Joanne is an expert in IT management and procurement. Stephen is a senior business executive. They’re having a conversation about the pros and cons of leasing IT assets for a business instead of buying them. 


It goes something like this:

Stephen: “I’ve never been a fan of leasing. It costs too much.”
Joanne: “No, it doesn’t. If you buy your devices, they get more expensive to maintain as they get older. And then you have to pay to buy replacements when they break. In the long-term, leasing is cheaper in total cost of ownership terms.”

Stephen: “…well, yeah, OK. But it’d be a real pain to manage all those lease agreements and payments.”
Joanne: “It doesn’t have to be. Lease payments are predictable across the length of the lease, so budget planning is much simpler and clearer. There is also an IT asset management platform giving you complete visibility throughout the device lifecycle, plus technical and financial reports. Making our IT manager's life so much easier.

Stephen: “Hm.
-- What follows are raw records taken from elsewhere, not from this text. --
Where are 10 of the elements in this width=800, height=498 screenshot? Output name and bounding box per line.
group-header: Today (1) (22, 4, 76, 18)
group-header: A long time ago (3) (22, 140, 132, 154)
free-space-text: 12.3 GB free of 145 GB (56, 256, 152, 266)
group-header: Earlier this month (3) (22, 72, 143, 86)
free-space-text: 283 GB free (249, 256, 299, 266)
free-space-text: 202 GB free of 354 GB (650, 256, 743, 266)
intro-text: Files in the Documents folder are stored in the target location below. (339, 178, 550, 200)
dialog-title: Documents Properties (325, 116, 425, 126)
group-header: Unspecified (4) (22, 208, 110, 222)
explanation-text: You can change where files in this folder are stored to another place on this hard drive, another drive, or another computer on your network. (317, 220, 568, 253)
Are they really, though? I bet they sting you with some charges at the end, hidden away in the small print.”
Joanne: “Not necessarily. Lease agreements can incorporate the costs of data wiping, reconditioning, resale and the end-of-lease value, so everything is clear right from the start. Anything else I can help you with?”



Bit of an eye-opener, isn’t it?

This conversation is typical of many people’s views about leasing. But it demonstrates that there are myths holding many businesses back.